MBDA score and therapy response in the Nested-1 cohort

Association of changes in the MBDA score with changes in clinically-assessed disease activity

The mean MBDA score at baseline was 48 (n = 45; 95% confidence interval 42, 54). MBDA scores dropped significantly from baseline to weeks 2, 6, and 12 (P ≤ 0.001), with most of the reduction occurring by week 2 (Figure 2A). Changes in MBDA scores from baseline to the final visit were significantly correlated with the corresponding changes in the DAS28-CRP (Spearman's ρ = 0.51, P < 0.001) and final ACR-N scores (Spearman's ρ = 0.45, P = 0.002).

Figure 2
Mean changes from baseline in the multibiomarker disease activity (MBDA) score. A, Change in the MBDA score in all patients. B, Change in the MBDA score in Disease Activity Score in 28 joints using the C-reactive protein level (DAS28-CRP) responders vs. ...

Discrimination of changes in the MBDA score in clinical responders versus nonresponders

Of the 45 patients, 24 experienced a DAS28-CRP response (improvement in the DAS28-CRP score of >1.2 and in the absolute DAS28-CRP score of <3.2 at the final visit). The changes in the MBDA score in DAS28-CRP responders and nonresponders are shown in Figure 2B. In the primary analysis, the change in MBDA score from baseline to the final visit discriminated DAS28-CRP response with an AUROC of 0.77 (P = 0.002) (Table 4). The change in MBDA score from baseline to week 2 was also associated with DAS28-CRP response at the final visit, with an AUROC of 0.72 (P = 0.02). Change in the MBDA score had stronger observed associations with DAS28-CRP response than did the change in CRP, although these differences were not statistically significant.

Table 4
Association of changes in MBDA score and CRP with treatment-induced changes in clinical disease activity in the Nested-1 study*

Comparison with CRP for discriminating ACR responses

We also compared the MBDA score to CRP for discrimination of ACR responses, which are less influenced by CRP than DAS28-CRP responses. The AUROC for change in the MBDA score at the final study visit differentiating ACR50 responders was greater than that for change in CRP (P = 0.04). Change in the MBDA score at week 2 was also more strongly associated with an ACR50 response than was the change in CRP (P = 0.007). The correlation of change in the MBDA score at the final study visit with the ACR-N was greater than that with CRP (Spearman's ρ = 0.45 versus 0.33), although this difference was not statistically significant.

DISCUSSION

These results demonstrate a significant association between the MBDA score and the DAS28-CRP in heterogeneous groups of RA patients with diversity in autoantibody status, disease activity, and RA therapy receiving care in multiple clinical centers. The MBDA score was able to consistently distinguish patients in different categories of clinical disease activity. Our results provide evidence of criterion validity for the MBDA test by demonstrating a significant association with the DAS28-CRP and other validated disease activity measures.

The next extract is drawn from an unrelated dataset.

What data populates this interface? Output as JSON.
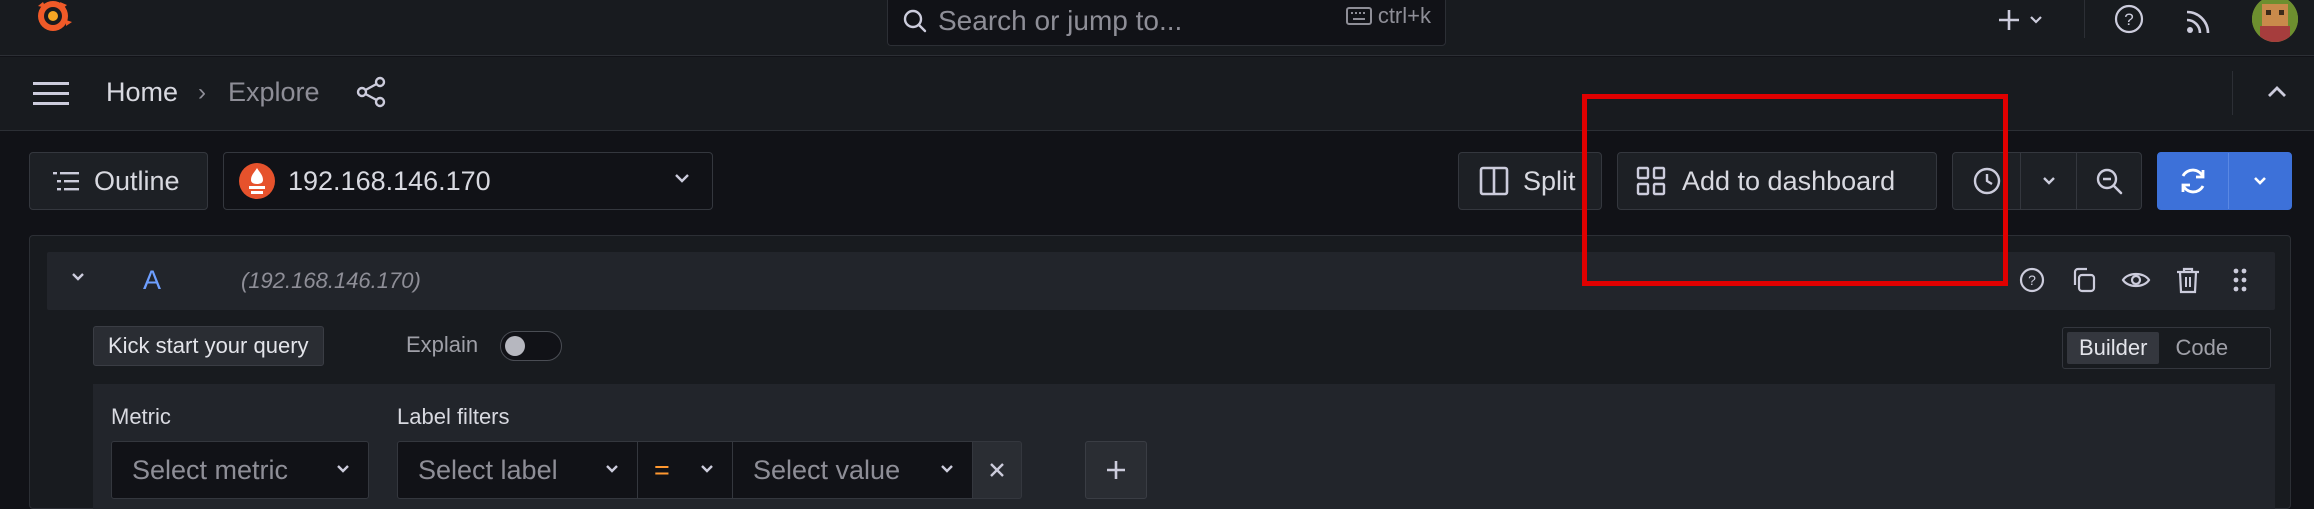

As a continuous score, the MBDA score was correlated with the DAS28-CRP with coefficients of 0.56 and 0.43 in seropositive and seronegative patients, respectively. In comparison, correlations to the DAS28-ESR and DAS28-CRP reported for other clinical measures range from 0.43–0.70 for the RAPID3 and from 0.51–0.54 for the multidimensional and modified Health Assessment Questionnaires (39–41). Correlations of the SDAI and CDAI with the DAS28-CRP tend to be greater (range 0.80–0.93) (10, 11), since these 3 measures have many components in common. The MBDA score emphasizes the activity of underlying biologic pathways rather than external signs and symptoms and should therefore provide information that is different from, and complementary to, clinical assessment. Studies are underway to assess the utility of the MBDA score when used in conjunction with clinical assessment and to compare cross-sectional and longitudinal relationships of different disease activity measures (including the MBDA score) to various RA outcomes, including imaging-based (e.g., magnetic resonance imaging [MRI], ultrasound, radiographs) assessments of joint inflammation and damage progression.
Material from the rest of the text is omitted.